BSE Sensex index chart


The following comments in last week’s post on the daily bar chart pattern of Sensex may be worth repeating: “…all is not gloom and doom – yet. Why? Because the index has so far closed within the 3% ‘whipsaw’ limit below the 200 day EMA. Technical nitpicking, you think? On such nitpicking are fortunes made! In other words, there is a possibility of a technical bounce from current level.”

The expected technical bounce effortlessly crossed above the 20 day and 200 day EMAs into bull territory, but faced twin resistance from the falling 50 day EMA and the lower edge of the ‘support-resistance zone’ between 27350 and 28800.

The ‘death cross’ of the 50 day EMA below the 200 day EMA – which would have technically confirmed a bear market – has been averted for the time being. Is the down trend from the lifetime high touched in Mar ‘15 coming to an end?

Hanging like the ‘Sword of Damocles’ overhead is the blue down trend line – ready to provide stronger resistance if the rally continues. Does the index have sufficient upward momentum to cross above the down trend line – after failing to do so on three previous occasions?

Daily technical indicators are giving mixed signals. MACD has formed a bullish ‘rounding bottom’ pattern and crossed above its signal line, but remains in negative zone. ROC is showing good upward momentum by crossing above its 10 day MA to enter positive zone. RSI is below its 50% level, and showing weak upward momentum. Slow stochastic has risen sharply from its oversold zone, but is yet to cross above its 50% level.

Bears can be expected to defend the down trend line, i.e. selling can start at any time. Remember that a trend line increases in ‘strength’ the more it is tested without being breached – as opposed to a support (or resistance) level, which ‘weakens’ with every test.

Technically, next week’s trading can be crucial for both bulls and bears. A convincing cross above the down trend line will mean a shift of control to bulls. Bears will try to retain control by keeping the index below the trend line and the 200 day EMA.

NSE Nifty 50 index chart


The following remarks appeared in last week’s post on the weekly bar chart pattern of Nifty: “Oversold conditions may prevail for long periods during bear markets. In bull markets – and technically Nifty is still in a bull market – oversold conditions are usually of shorter durations. Slow stochastic and ROC (not clearly visible) have both touched slightly higher bottoms than the ones they touched in May ‘15. The positive divergences may lead to a technical bounce, if not a rally.”

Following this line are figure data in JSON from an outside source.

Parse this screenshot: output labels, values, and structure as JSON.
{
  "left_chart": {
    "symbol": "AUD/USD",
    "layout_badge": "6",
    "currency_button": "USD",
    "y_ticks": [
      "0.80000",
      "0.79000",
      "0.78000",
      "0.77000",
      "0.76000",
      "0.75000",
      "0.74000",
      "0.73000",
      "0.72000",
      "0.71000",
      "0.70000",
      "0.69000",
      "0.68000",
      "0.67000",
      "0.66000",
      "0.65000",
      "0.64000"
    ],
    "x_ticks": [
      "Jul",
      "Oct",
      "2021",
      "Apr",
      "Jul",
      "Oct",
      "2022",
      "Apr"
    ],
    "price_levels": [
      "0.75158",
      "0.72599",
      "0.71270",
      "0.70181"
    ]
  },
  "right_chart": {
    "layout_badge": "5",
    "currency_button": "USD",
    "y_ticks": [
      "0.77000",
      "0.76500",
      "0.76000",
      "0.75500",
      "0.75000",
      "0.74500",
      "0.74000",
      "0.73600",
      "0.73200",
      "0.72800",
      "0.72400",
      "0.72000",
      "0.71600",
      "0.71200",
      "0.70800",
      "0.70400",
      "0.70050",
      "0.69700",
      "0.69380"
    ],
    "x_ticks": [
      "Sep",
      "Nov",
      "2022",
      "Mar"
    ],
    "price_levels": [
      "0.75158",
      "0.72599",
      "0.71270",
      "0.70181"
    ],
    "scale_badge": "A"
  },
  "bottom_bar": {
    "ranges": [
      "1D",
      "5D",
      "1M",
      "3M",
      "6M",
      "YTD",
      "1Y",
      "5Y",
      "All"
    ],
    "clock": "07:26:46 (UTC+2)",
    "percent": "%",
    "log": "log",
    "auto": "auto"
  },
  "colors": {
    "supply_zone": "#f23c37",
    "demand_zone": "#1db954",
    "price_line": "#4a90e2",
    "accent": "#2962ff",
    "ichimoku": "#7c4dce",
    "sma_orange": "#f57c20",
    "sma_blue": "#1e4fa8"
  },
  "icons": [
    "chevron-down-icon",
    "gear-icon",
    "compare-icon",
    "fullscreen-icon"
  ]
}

Nifty bounced up strongly after touching an intra-week low of 7940 in the week ending on Jun 12 ‘15. The index closed above its 50 week EMA inside the ‘support-resistance zone’ between 8180 and 8630. Is the correction coming to an end finally?

Too soon to say. The index is trading below its 20 week EMA and the blue down trend line. That means bears are still in control. Note that last week’s trading volumes were lower than the volumes in each of the previous three weeks. Unless volumes pick up, Nifty may not be able to convincingly cross above the down trend line.

Weekly technical indicators are in bearish zones, but showing some signs of turning around. MACD is negative, and moving sideways below its falling signal line. ROC (not clearly visible) is below its falling 10 week MA inside its oversold zone, but crawling up. RSI has bounced up strongly from the edge of its oversold zone, but is still below its 50% level. Slow stochastic is yet to emerge from its oversold zone.

An intermediate bottom may have formed at 7940. In case of bear selling, a stronger support is at 7840.

Bottomline? Despite 6 days of rallying, bears are still in control of BSE Sensex and NSE Nifty charts - and will remain so as long as both indices trade below their respective down trend lines. Bulls need to muster stronger buying support to cross above the down trend lines. Stay invested, but remain cautiously optimistic.